After the torrential rains and floods that devastated Interior and Fraser Valley communities in November 2021, a researcher with the B.C. office of the Canadian Centre for Policy Alternatives (CCPA-BC) tested the regulatory regime.
Local authorities are responsible for maintaining dikes, but must file annual inspection reports to Victoria, which has the power to investigate and order repairs under the Dike Maintenance Act.
Ben Parfitt applied under the freedom of information law to five municipalities with extensive dikes, Abbotsford, Chilliwack, Merritt, Princeton and Richmond, seeking their statutory inspection reports from 2017 to 2021. He also asked an office inside the Ministry of Forests for its responses to those reports, including any orders written by the provincial inspector of dikes to improve flood protection. It was a classic tale of deluge and drought.
“In those 5,300 pages, there is but one single page from the provincial government, which is a single email running to less than a page,” Parfitt said in an interview. “And that's it for the provincial record.”
Three professional engineers occupied the inspector of dikes position since changes to the law introduced by the BC Liberal government in 2003, Neil Peters, Mitchell Hahn and Yannic Brugman. Parfitt could find no evidence that they had issued any orders to the local governments and he said the province told him that no such order had been written in recent years.

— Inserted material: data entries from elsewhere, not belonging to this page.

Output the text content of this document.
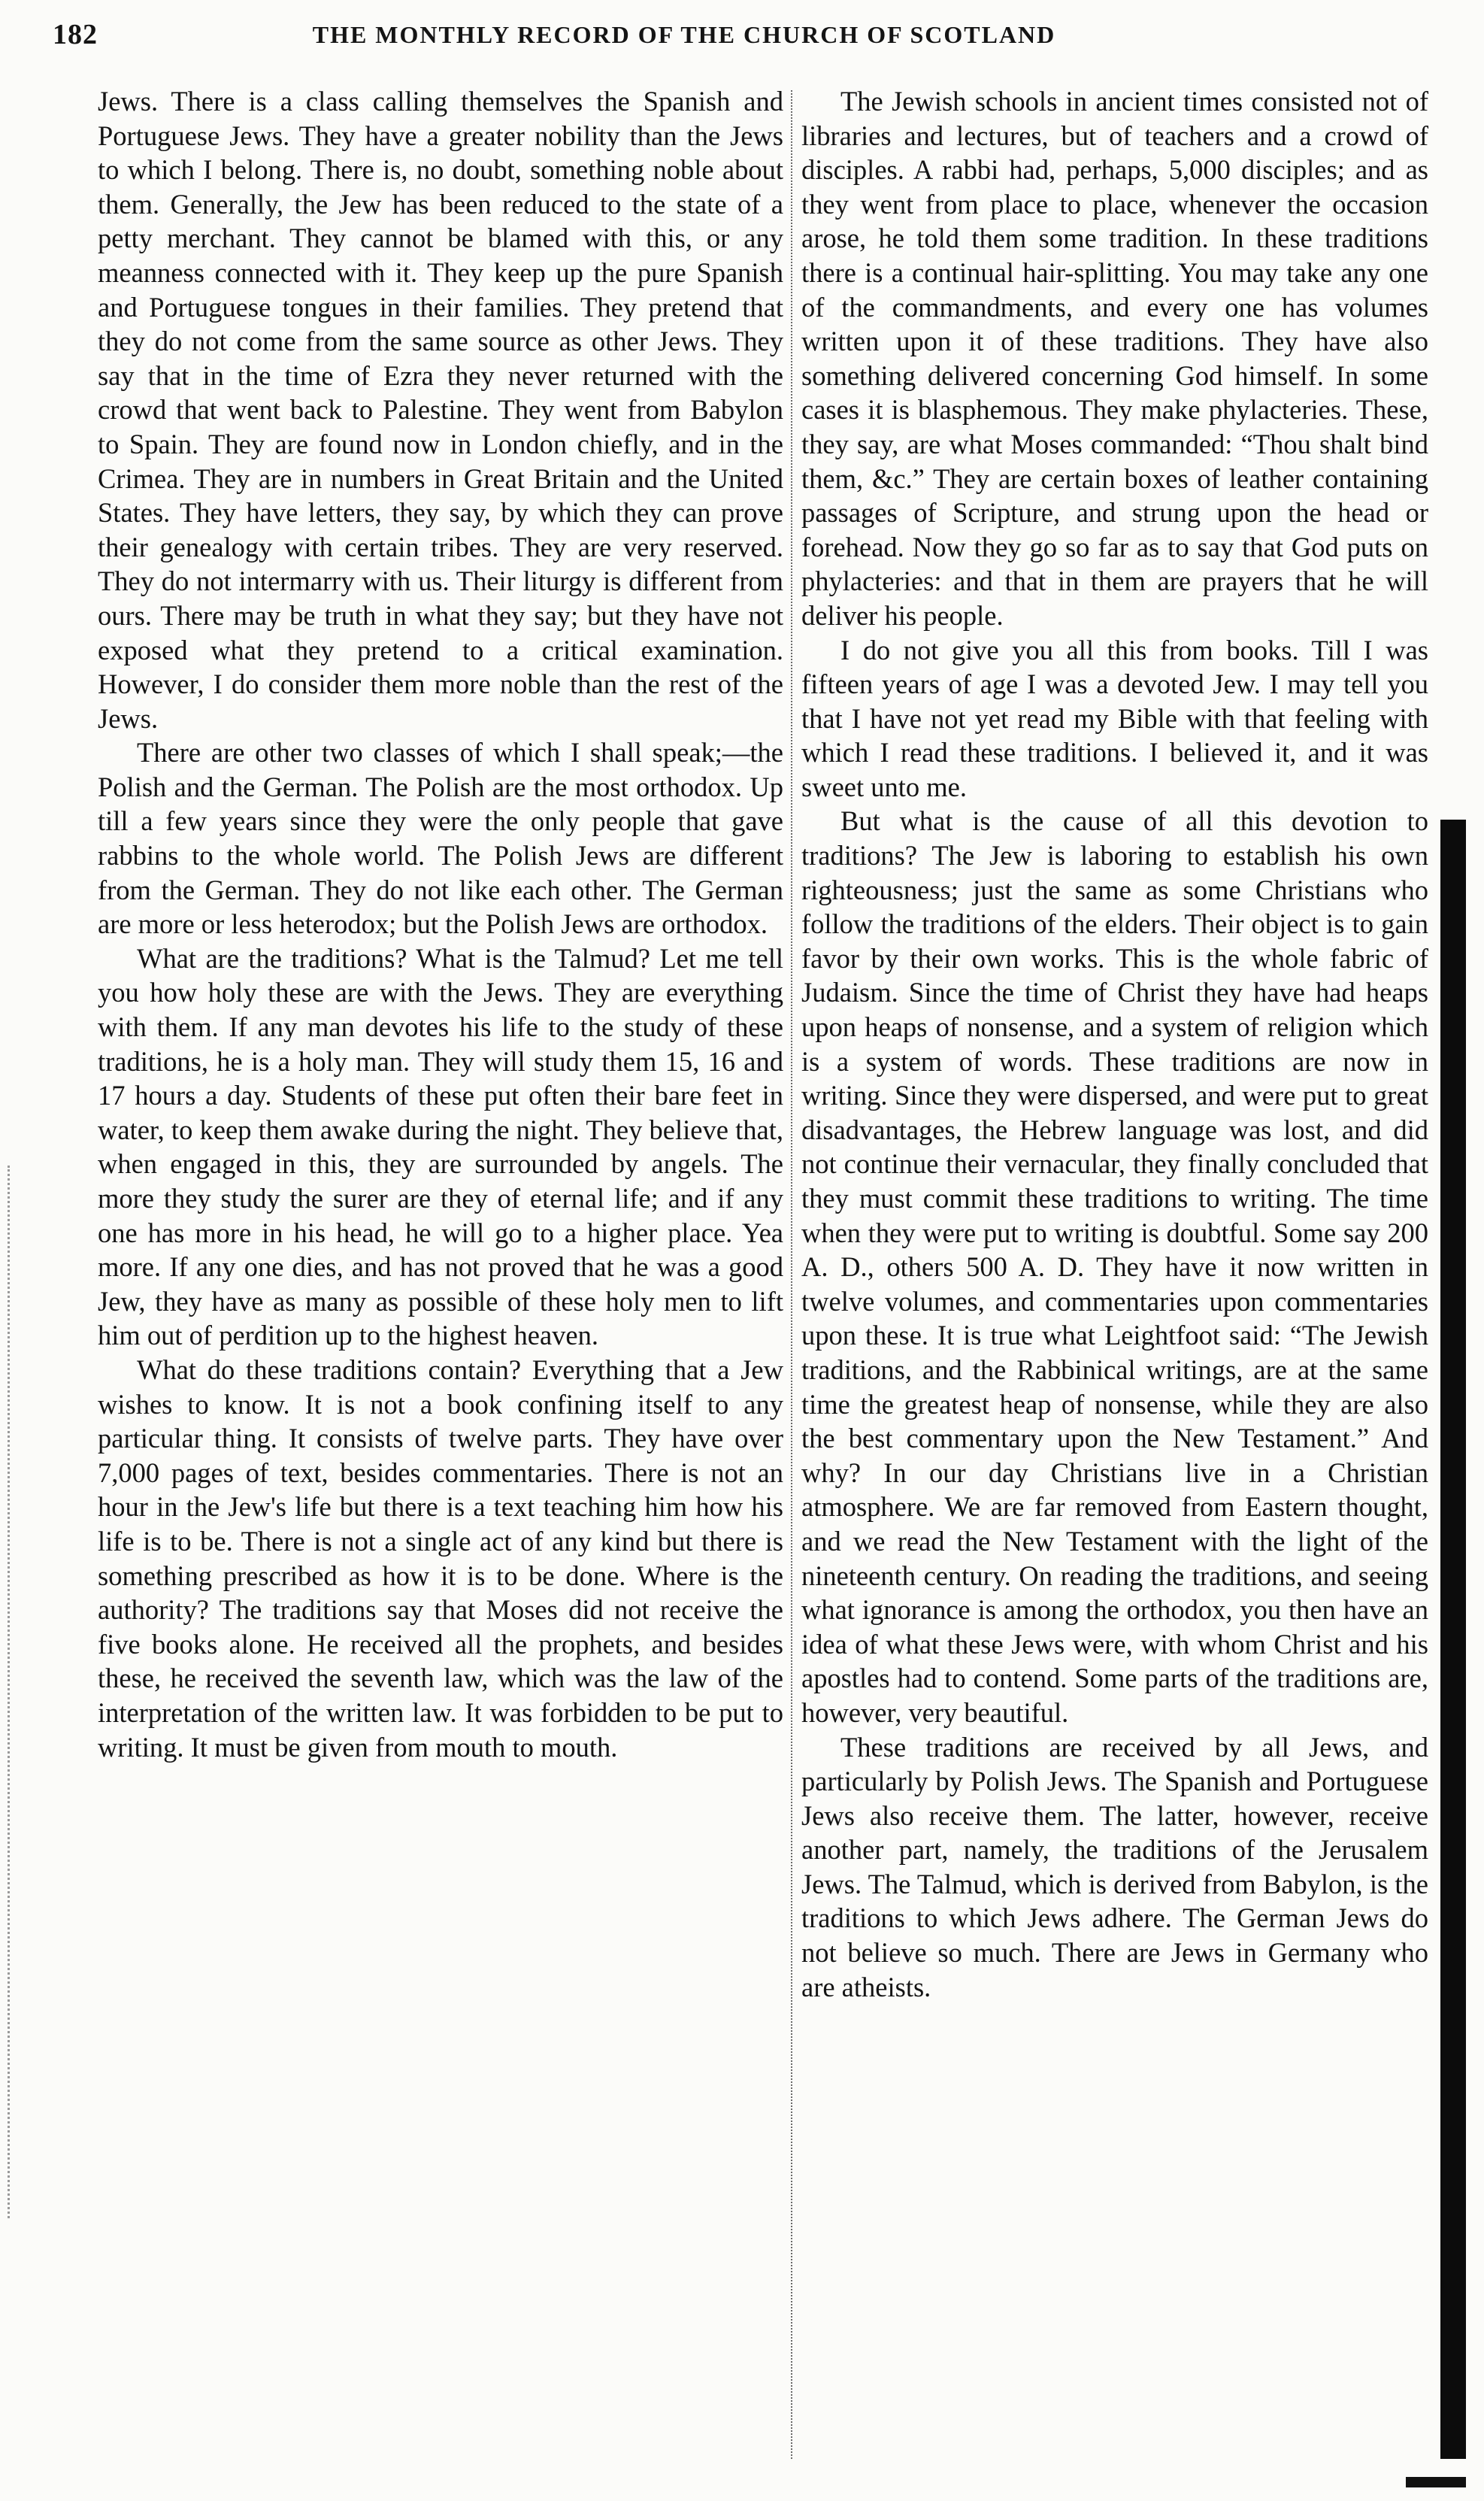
182	THE MONTHLY RECORD OF THE CHURCH OF SCOTLAND

Jews. There is a class calling themselves the Spanish and Portuguese Jews. They have a greater nobility than the Jews to which I belong. There is, no doubt, something noble about them. Generally, the Jew has been reduced to the state of a petty merchant. They cannot be blamed with this, or any meanness connected with it. They keep up the pure Spanish and Portuguese tongues in their families. They pretend that they do not come from the same source as other Jews. They say that in the time of Ezra they never returned with the crowd that went back to Palestine. They went from Babylon to Spain. They are found now in London chiefly, and in the Crimea. They are in numbers in Great Britain and the United States. They have letters, they say, by which they can prove their genealogy with certain tribes. They are very reserved. They do not intermarry with us. Their liturgy is different from ours. There may be truth in what they say; but they have not exposed what they pretend to a critical examination. However, I do consider them more noble than the rest of the Jews.

There are other two classes of which I shall speak;—the Polish and the German. The Polish are the most orthodox. Up till a few years since they were the only people that gave rabbins to the whole world. The Polish Jews are different from the German. They do not like each other. The German are more or less heterodox; but the Polish Jews are orthodox.

What are the traditions? What is the Talmud? Let me tell you how holy these are with the Jews. They are everything with them. If any man devotes his life to the study of these traditions, he is a holy man. They will study them 15, 16 and 17 hours a day. Students of these put often their bare feet in water, to keep them awake during the night. They believe that, when engaged in this, they are surrounded by angels. The more they study the surer are they of eternal life; and if any one has more in his head, he will go to a higher place. Yea more. If any one dies, and has not proved that he was a good Jew, they have as many as possible of these holy men to lift him out of perdition up to the highest heaven.

What do these traditions contain? Everything that a Jew wishes to know. It is not a book confining itself to any particular thing. It consists of twelve parts. They have over 7,000 pages of text, besides commentaries. There is not an hour in the Jew's life but there is a text teaching him how his life is to be. There is not a single act of any kind but there is something prescribed as how it is to be done. Where is the authority? The traditions say that Moses did not receive the five books alone. He received all the prophets, and besides these, he received the seventh law, which was the law of the interpretation of the written law. It was forbidden to be put to writing. It must be given from mouth to mouth.

The Jewish schools in ancient times consisted not of libraries and lectures, but of teachers and a crowd of disciples. A rabbi had, perhaps, 5,000 disciples; and as they went from place to place, whenever the occasion arose, he told them some tradition. In these traditions there is a continual hair-splitting. You may take any one of the commandments, and every one has volumes written upon it of these traditions. They have also something delivered concerning God himself. In some cases it is blasphemous. They make phylacteries. These, they say, are what Moses commanded: “Thou shalt bind them, &c.” They are certain boxes of leather containing passages of Scripture, and strung upon the head or forehead. Now they go so far as to say that God puts on phylacteries: and that in them are prayers that he will deliver his people.

I do not give you all this from books. Till I was fifteen years of age I was a devoted Jew. I may tell you that I have not yet read my Bible with that feeling with which I read these traditions. I believed it, and it was sweet unto me.

But what is the cause of all this devotion to traditions? The Jew is laboring to establish his own righteousness; just the same as some Christians who follow the traditions of the elders. Their object is to gain favor by their own works. This is the whole fabric of Judaism. Since the time of Christ they have had heaps upon heaps of nonsense, and a system of religion which is a system of words. These traditions are now in writing. Since they were dispersed, and were put to great disadvantages, the Hebrew language was lost, and did not continue their vernacular, they finally concluded that they must commit these traditions to writing. The time when they were put to writing is doubtful. Some say 200 A. D., others 500 A. D. They have it now written in twelve volumes, and commentaries upon commentaries upon these. It is true what Leightfoot said: “The Jewish traditions, and the Rabbinical writings, are at the same time the greatest heap of nonsense, while they are also the best commentary upon the New Testament.” And why? In our day Christians live in a Christian atmosphere. We are far removed from Eastern thought, and we read the New Testament with the light of the nineteenth century. On reading the traditions, and seeing what ignorance is among the orthodox, you then have an idea of what these Jews were, with whom Christ and his apostles had to contend. Some parts of the traditions are, however, very beautiful.

These traditions are received by all Jews, and particularly by Polish Jews. The Spanish and Portuguese Jews also receive them. The latter, however, receive another part, namely, the traditions of the Jerusalem Jews. The Talmud, which is derived from Babylon, is the traditions to which Jews adhere. The German Jews do not believe so much. There are Jews in Germany who are atheists.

Parfitt’s research for the left-leaning think tank found that, beginning in 2018, Merritt’s reports from a professional engineer with Interior Dams showed its dikes were a failure waiting to happen. No major repairs occurred. The 2021 disaster caused at least $150 million in damage.
Parfitt also found Abbotsford and Princeton did not properly report to the province. Princeton even used its own staff, rather than hiring a professional engineer. While it is allowed by law, it is not a best practice.
Parfitt said the root cause appears to be the amendments in 2003 by the BC Liberals, to shift reporting responsibilities to local authorities. Premier Gordon Campbell’s government was fond of cutting red tape and offloading.
"So while it is true, that there may have been more and more reliance placed on outside professionals to make certain calls, oversight was to remain with the province and this is where I think we're seeing problems,” he said.
The CCPA-BC wants the province to assume authority for all dikes, something Union of B.C. Municipalities members endorsed at their September 2022 convention, and provide more funding to upgrade dikes. The Auditor General should also be called upon to review provincial dike regulation.
While Parfitt said he was not troubled by significant delays or costs – “it was not as painful an FOI process as others have been for me” – he was taken aback by an answer to one of his follow-up questions to the Ministry of Forests about who is actually in charge. The government’s online directory showed only one person with the word “dike” in the job title.
“I was told I would have to file a Freedom of Information request just to find out the names of these individuals,” he said. “It was at that point that I wrote the ministry back and I said, ‘look, this is ludicrous, you and I can do a Google search under B.C. government directory, and when you get to the B.C. government directory, it spits out any one of a number of names of public servants.’ So I pointed this out to the ministry and I said, ‘all I'm asking for here are the names, and I hope you're not going to make me report that I have to FOI this. At which point, the next day, suddenly I had a list of names.”
Ultimately, Parfitt said, copies of the annual dike inspections should not be subject to FOI requests. They should simply be published proactively by each municipality or the province itself.
“Especially when we're talking about matters concerning public health and safety,” he said.